Denmark and Netherlands to lead F-16 training for Ukrainians
Denmark and the Netherlands will lead the development of training for Ukrainians on F-16s in the coming weeks, according to Defense Secretary Lloyd Austin.
Austin made the announcement about the training at a news conference after a Ukraine Defense Contact Group virtual meeting Thursday. The group, composed of nearly 50 countries, included a session on planning training for Ukrainians on fourth-generation aircraft, like the F-16s, for the long term.
Chairman of the Joint Chiefs of Staff Gen. Mark Milley, who was with Austin, said it would take "a considerable length of time" to build up a Ukrainian air force to the scope and scale necessary to match Russia's thousands of fourth- and fifth-generation aircraft.
Austin said countries like Norway, Belgium, Portugal, and Poland have already offered to contribute to the training, but he did not say who would supply the advanced fighter jets.
The fighter jets would not have to come from the U.S., but any country that wants to transfer its stock of American-made F-16s to Ukraine would need permission from the U.S. government.

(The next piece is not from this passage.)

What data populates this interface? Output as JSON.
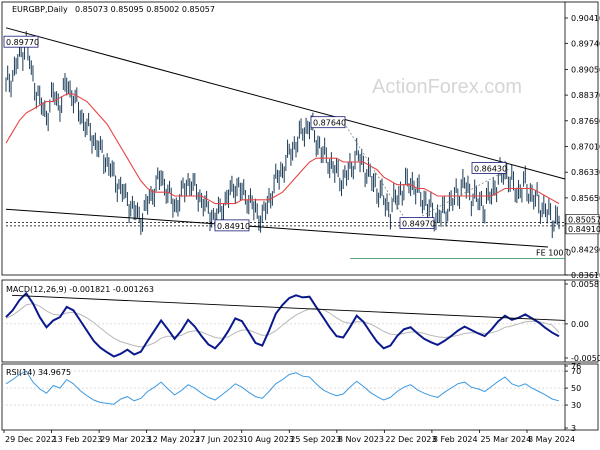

Officials in Ukraine have been asking for F-16s since the war began, but as has been the case with other requests, U.S. officials said no before they eventually arrived at yes. Milley said the U.S. made the cost-effective choice in committing other equipment like ground-based air-defense systems before F-16s.
He said the cost of just 10 F-16s combined with the cost to sustain them is about $2 billion.
"If you were to do that – just F-16s – you wouldn't have tanks, you wouldn't have Bradleys, you wouldn't have anti-armor weapons, you wouldn't have anything else. You'd spend all your money on just that," Milley said. "It's a cost-risk-benefit analysis that leads you to these separate, incremental sort of packages that go forward."
To help with the cost, Austin said countries plan to establish a fund so countries that cannot provide F-16s or chip in for maintenance and sustainment training can still contribute to the effort.